Bir diğer söylentiye göre de Kawa, 20 Mart’ı 21 Mart’a bağlayan gece sabaha kadar demir ocağının başında sabahlar ve oğlunu zalim Dehak’ın katlinden kurtarmak için çareler düşünürken imdadına göğün yedinci katındaki iyiliğin temsilcisi Hürmüz yetişir. Ninowa’lı Kawa’nın yüreğini sevgi ve umutla doldurur ve bileğine güç, aklına ışık verir. Ona Zalim Dehak’tan kurtuluşun yolunu öğretir. 21 Mart sabahı, gün doğduğunda, Kawa oğlunu kendi eliyle Dehak’a teslim etmek ister ve zulmün ve kötülüğün kalesi olan Dehak’ın sarayına girer. Oğlunu Dehak’ın huzuruna çıkarırken yanında getirdiği çekicini Dehak’ın kafasına vurur. Dehak’ın ölü bedeni Demirci Kawa’nın önüne düştüğü anda kötülüğün alevi söner. Kısa sürede bütün Ninowa ve bölge halkı isyan eder ve ateşler yakarak saraya yürürler. Zulme karşı isyanı başlatan Kawa, demir ocağında çalışırken giydiği deri parçalarından rengârenk önlüğünü isyanın bayrağı, ocağındaki ateşi ise özgürlük meşalesi yapar. Ninowa cayır cayır yanarken meşaleler elden ele dolaşır, dağ başlarında ateşler yakılır ve kurtuluş coşkusu günlerce devam eder. Dehak’tan kurtulan halklar 21 Mart’ı özgürlüğün, kurtuluşun ve halkların bayramı olarak kutlar. Demirci Kawa; başkaldırı kahramanı, Newroz (Nevruz) ise; direniş ve başkaldırı günü olarak tarihe geçer. Bu nedenle Kawa ve Newroz’u sadece siyasi simge olarak görmek yanlıştır. Kawa ve Newroz hikâyesi bir dinsel inanış ta değildir.

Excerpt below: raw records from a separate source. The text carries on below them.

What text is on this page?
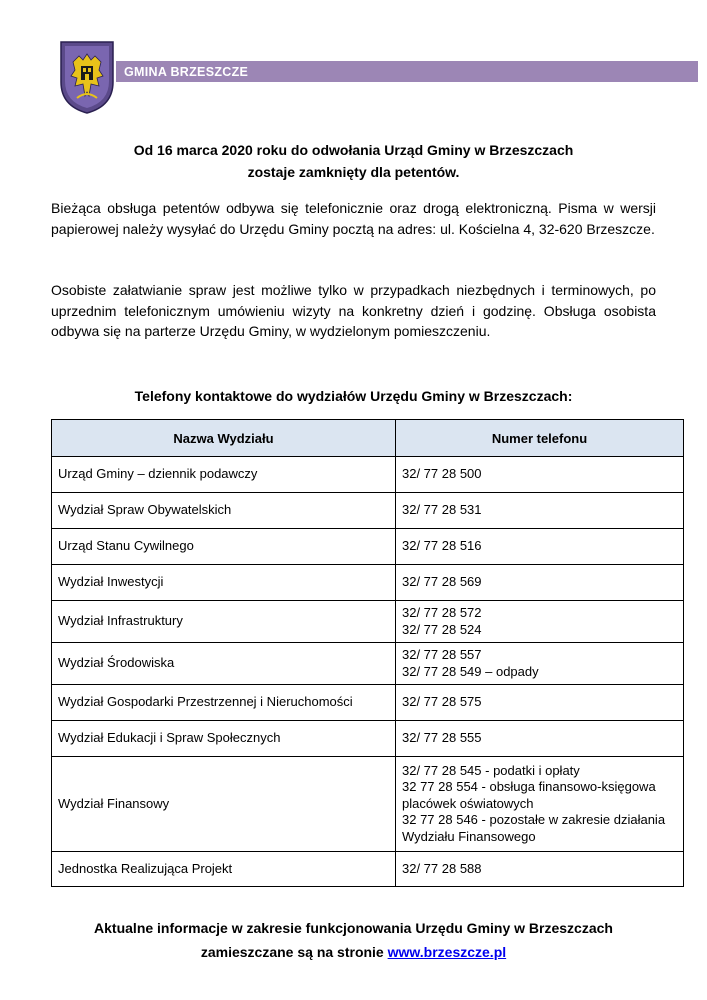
GMINA BRZESZCZE
Od 16 marca 2020 roku do odwołania Urząd Gminy w Brzeszczach
zostaje zamknięty dla petentów.
Bieżąca obsługa petentów odbywa się telefonicznie oraz drogą elektroniczną. Pisma w wersji papierowej należy wysyłać do Urzędu Gminy pocztą na adres: ul. Kościelna 4, 32-620 Brzeszcze.
Osobiste załatwianie spraw jest możliwe tylko w przypadkach niezbędnych i terminowych, po uprzednim telefonicznym umówieniu wizyty na konkretny dzień i godzinę. Obsługa osobista odbywa się na parterze Urzędu Gminy, w wydzielonym pomieszczeniu.
Telefony kontaktowe do wydziałów Urzędu Gminy w Brzeszczach:
Nazwa Wydziału	Numer telefonu
Urząd Gminy – dziennik podawczy	32/ 77 28 500

Wydział Spraw Obywatelskich	32/ 77 28 531

Urząd Stanu Cywilnego	32/ 77 28 516

Wydział Inwestycji	32/ 77 28 569

Wydział Infrastruktury	32/ 77 28 572
32/ 77 28 524

Wydział Środowiska	32/ 77 28 557
32/ 77 28 549 – odpady

Wydział Gospodarki Przestrzennej i Nieruchomości	32/ 77 28 575

Wydział Edukacji i Spraw Społecznych	32/ 77 28 555

Wydział Finansowy	32/ 77 28 545 - podatki i opłaty
32 77 28 554 - obsługa finansowo-księgowa placówek oświatowych
32 77 28 546 - pozostałe w zakresie działania Wydziału Finansowego

Jednostka Realizująca Projekt	32/ 77 28 588
Aktualne informacje w zakresie funkcjonowania Urzędu Gminy w Brzeszczach
zamieszczane są na stronie www.brzeszcze.pl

Kürtlerin inanışına göre milattan önce 612 yılı 21 Mart günü Kürtlerin Asur kralı zalim Dehak’ın zulmüne son verdikleri gündür. Kürtlerin inanışı böyledir. Her milletin dinin kültür, inanç ve değerleri farklı ya da benzer olabilir ama kendi iç bünyelerinde adeta kutsiyet taşır. Bu nedenle uluslara, kavimlere, dinlere, dillere, kültürlere, inançlara saygı ile yaklaşmak gerekir. Onlara inanları kırmak, hor görmek kin ve nefret duygularını uyandırabilir.
Her milleti olduğu gibi Kürtleri de sadece bazı örgütler, dernekler ya da kurumlar üzerinden bir görme bakış açısı doğru sonuçlar doğurmaz. Örgütler, siyasi partiler, dernekler bugün var, yarın olmayabilirler. Esas olan insandır. Halkları barış ve kardeşlik bağları içinde tutmanın yolları en doğru yoldur. İnanırız ya da inanmayız bazı efsane, mesel ve inanışlara inanan insanların olduğunu unutmamalıyız. İnsanların inandığı inançları reddetmenin yerine içinde bulunan insanlığa yararlı içerikleri bulmayı başarmalıyız. Bu dünya bütün insanların barış ve kardeşlik duyguları içinde birlikte yaşamayı sağlayacak kadar büyüktür. Biji Newroz! Yaşasın Newroz!